A Flying Horse

“To those in search of out-of-the-way places where may be found the quiet of the boundless prairie I would recommend Batcombe. Its situation at the foot of a curving line of steep chalk downs is most romantic; its approach from the South by a headlong road which drops over the green cliff is most fearsome. The village has long vanished, having fled apparently to escape the boredom of unutterable solitude, leaving behind a church, a farmhouse and a few cottages. The church stands quite alone at the bottom of the silent downs, which surround it on three sides. So steep are these grass-covered heights that from their summit it is possible to look down upon the flat roof of the tower.

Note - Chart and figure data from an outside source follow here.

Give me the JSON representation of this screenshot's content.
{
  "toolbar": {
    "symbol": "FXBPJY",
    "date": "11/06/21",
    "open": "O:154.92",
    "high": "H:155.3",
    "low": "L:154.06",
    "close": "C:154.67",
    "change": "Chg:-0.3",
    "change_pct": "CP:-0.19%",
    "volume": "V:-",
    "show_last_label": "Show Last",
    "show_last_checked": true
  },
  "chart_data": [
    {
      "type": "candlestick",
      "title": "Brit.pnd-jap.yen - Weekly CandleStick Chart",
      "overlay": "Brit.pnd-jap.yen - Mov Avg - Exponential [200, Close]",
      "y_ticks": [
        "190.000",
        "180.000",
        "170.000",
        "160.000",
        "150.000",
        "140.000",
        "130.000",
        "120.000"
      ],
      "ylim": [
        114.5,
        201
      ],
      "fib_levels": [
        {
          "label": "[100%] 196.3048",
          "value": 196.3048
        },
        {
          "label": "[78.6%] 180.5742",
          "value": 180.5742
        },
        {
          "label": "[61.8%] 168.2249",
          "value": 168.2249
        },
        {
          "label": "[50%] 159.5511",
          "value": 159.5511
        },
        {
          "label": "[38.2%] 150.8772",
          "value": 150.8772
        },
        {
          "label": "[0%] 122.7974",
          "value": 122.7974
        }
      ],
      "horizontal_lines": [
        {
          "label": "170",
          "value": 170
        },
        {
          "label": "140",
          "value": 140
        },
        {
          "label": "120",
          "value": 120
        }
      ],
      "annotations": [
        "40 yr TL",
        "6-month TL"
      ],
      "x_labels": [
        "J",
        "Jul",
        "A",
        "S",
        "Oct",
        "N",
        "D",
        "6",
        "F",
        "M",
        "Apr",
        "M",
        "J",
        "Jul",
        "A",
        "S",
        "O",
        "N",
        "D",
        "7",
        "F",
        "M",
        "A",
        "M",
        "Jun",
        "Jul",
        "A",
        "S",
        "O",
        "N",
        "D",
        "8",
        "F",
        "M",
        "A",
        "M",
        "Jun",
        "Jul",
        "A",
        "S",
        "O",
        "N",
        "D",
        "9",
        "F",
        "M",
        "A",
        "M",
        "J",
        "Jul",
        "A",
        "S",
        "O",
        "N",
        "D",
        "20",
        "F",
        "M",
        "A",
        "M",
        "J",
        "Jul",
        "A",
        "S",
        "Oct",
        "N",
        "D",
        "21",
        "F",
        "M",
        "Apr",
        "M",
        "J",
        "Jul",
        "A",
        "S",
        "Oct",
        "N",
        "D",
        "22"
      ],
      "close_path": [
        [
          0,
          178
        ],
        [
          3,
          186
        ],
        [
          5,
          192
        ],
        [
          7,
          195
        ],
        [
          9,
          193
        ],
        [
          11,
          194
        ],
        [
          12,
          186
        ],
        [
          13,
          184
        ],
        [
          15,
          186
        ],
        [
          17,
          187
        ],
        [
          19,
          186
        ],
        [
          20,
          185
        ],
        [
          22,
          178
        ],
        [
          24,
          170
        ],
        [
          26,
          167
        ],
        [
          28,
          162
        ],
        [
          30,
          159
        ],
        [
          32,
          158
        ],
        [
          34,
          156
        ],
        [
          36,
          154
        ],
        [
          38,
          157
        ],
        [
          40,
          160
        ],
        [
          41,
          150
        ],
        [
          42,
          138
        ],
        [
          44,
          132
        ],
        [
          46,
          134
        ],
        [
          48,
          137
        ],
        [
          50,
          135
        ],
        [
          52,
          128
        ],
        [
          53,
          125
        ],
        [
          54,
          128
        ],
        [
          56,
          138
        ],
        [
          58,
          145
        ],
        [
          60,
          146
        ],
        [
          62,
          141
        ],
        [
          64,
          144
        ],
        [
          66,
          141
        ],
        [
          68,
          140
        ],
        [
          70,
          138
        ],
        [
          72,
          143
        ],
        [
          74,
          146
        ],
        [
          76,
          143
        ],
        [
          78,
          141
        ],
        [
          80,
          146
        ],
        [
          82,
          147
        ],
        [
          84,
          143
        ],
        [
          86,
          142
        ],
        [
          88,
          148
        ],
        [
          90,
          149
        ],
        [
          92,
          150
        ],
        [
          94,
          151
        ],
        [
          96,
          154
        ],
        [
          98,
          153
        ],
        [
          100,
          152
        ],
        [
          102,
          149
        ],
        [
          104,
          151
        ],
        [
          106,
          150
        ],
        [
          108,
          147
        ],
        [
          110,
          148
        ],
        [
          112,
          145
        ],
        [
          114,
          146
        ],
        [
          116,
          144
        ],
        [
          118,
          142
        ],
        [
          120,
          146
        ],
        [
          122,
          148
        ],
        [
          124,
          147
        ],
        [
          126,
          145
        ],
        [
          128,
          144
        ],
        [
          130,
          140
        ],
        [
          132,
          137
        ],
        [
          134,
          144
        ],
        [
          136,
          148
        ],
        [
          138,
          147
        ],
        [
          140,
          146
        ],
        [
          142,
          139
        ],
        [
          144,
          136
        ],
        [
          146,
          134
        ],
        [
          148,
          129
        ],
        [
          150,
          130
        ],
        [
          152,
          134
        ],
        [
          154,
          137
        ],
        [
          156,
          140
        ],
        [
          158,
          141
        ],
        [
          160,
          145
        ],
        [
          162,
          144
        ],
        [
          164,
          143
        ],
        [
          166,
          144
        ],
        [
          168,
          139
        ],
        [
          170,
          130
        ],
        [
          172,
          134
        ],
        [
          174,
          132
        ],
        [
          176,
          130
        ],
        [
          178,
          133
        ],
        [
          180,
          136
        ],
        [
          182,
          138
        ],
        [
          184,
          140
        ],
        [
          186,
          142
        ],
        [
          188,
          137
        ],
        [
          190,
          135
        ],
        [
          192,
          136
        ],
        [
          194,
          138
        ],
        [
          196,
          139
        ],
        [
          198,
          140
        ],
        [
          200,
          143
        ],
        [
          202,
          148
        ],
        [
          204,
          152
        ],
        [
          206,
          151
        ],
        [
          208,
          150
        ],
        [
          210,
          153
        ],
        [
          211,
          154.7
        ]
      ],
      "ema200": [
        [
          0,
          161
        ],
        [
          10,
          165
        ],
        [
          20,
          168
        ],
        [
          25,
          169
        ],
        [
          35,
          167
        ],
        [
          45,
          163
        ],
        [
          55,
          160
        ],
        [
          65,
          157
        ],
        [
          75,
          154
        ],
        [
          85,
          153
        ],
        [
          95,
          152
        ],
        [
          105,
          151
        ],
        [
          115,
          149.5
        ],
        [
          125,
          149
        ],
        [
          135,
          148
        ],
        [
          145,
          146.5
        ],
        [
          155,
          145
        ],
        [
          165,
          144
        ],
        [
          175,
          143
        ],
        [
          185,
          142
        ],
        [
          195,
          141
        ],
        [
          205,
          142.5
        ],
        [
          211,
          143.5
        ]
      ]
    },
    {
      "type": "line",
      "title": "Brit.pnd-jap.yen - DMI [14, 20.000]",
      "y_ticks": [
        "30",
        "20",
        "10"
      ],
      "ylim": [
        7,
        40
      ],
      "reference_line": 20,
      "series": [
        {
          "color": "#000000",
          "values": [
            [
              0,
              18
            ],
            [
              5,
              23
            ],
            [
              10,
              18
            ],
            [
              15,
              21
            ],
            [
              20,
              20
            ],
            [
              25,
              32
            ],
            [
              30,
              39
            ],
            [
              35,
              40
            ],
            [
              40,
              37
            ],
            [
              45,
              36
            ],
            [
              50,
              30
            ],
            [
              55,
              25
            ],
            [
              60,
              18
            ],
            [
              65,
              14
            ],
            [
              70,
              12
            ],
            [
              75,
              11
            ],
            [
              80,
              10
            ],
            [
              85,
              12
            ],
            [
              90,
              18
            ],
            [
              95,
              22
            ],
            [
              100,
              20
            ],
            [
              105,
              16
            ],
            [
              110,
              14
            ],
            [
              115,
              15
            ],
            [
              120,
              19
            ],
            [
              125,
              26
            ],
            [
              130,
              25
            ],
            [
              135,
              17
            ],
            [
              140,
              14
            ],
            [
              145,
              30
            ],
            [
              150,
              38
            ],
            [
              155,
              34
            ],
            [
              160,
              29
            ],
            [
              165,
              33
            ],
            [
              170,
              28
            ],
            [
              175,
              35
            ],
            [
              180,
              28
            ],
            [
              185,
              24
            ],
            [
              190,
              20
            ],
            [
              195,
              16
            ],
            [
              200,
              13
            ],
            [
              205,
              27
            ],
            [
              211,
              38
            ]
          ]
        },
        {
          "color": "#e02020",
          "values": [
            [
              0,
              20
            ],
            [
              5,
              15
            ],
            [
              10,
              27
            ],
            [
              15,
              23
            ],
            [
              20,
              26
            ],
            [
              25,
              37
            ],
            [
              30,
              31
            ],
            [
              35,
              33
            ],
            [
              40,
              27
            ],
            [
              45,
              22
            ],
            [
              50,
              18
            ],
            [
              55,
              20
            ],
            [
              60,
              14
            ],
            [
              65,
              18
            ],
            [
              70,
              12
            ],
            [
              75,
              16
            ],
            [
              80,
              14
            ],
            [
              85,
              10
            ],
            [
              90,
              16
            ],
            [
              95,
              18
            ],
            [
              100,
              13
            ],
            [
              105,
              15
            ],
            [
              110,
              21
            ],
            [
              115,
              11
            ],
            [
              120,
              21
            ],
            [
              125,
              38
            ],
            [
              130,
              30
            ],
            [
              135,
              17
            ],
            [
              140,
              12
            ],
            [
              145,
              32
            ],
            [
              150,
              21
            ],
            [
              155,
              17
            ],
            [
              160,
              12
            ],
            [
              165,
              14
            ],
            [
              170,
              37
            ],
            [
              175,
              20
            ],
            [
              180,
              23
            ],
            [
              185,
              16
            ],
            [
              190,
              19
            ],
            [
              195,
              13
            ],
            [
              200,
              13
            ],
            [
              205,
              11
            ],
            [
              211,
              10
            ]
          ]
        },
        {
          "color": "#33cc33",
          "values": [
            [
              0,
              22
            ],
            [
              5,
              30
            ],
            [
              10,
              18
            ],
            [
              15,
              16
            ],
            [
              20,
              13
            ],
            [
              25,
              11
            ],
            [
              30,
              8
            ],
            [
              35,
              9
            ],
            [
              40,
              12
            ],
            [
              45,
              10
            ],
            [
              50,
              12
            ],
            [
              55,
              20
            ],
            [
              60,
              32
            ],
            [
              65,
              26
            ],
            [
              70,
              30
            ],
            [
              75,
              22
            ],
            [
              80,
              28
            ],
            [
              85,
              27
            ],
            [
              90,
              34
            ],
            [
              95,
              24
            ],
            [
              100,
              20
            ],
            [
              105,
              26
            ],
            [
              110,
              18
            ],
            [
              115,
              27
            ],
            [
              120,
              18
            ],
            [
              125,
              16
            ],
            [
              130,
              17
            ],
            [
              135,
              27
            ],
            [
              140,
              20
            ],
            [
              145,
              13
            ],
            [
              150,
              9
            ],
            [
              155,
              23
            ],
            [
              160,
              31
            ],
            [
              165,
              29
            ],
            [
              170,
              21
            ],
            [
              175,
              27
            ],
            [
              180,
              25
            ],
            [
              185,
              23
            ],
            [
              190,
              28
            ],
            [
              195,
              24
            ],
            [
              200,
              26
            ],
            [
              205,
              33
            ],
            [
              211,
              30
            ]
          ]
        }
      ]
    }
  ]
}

The church possesses a font of most archaic design, and many monuments which are evidently the work of village stonemasons who had vivid fancies in their brains.

On the embattled tower are four pinnacles, one at each corner. Until a few years ago there were only three. The fourth was knocked off by the hoof of the squire’s horse when that gentleman jumped from the crest of the down into the village, clearing the church and tower on his way. The squire, whose name was John Minterne, was better known as “Conjuring Minterne”. He had dealings with the devil, so the story goes, and the extraordinary feats he performed by the aid of this being must have kept the villagers in a state of chronic uneasiness. Possibly the uncanny habits of the squire led to the depopulation of the settlement. It is to be regretted that The Life and Times of Conjuring Minterne has not yet been written. Certain it is that he ceased to associate with the devil before he died, for he is buried in the churchyard, in holy ground. His bomb is pointed out with pride to any who turn aside to visit this quaint place. It is small and square and singularly carved, but lacks both name and date, as well as any record of this alarming man. In the church are wall tablets to Minterns: to a John Mintern who died in 1761, as well as to a John Minterne who “decesssed” in 1592. I am unable to say if either of these “decessed” squires can lay claim to the name Conjuring Minterne, nor do I know in what century the open-mouthed villagers gazed upon their lord of the manor floating over the church in his Batcombe-bred horse. I can only state that no conventicle in Dorset is better adapted for the performance of this particular feat.”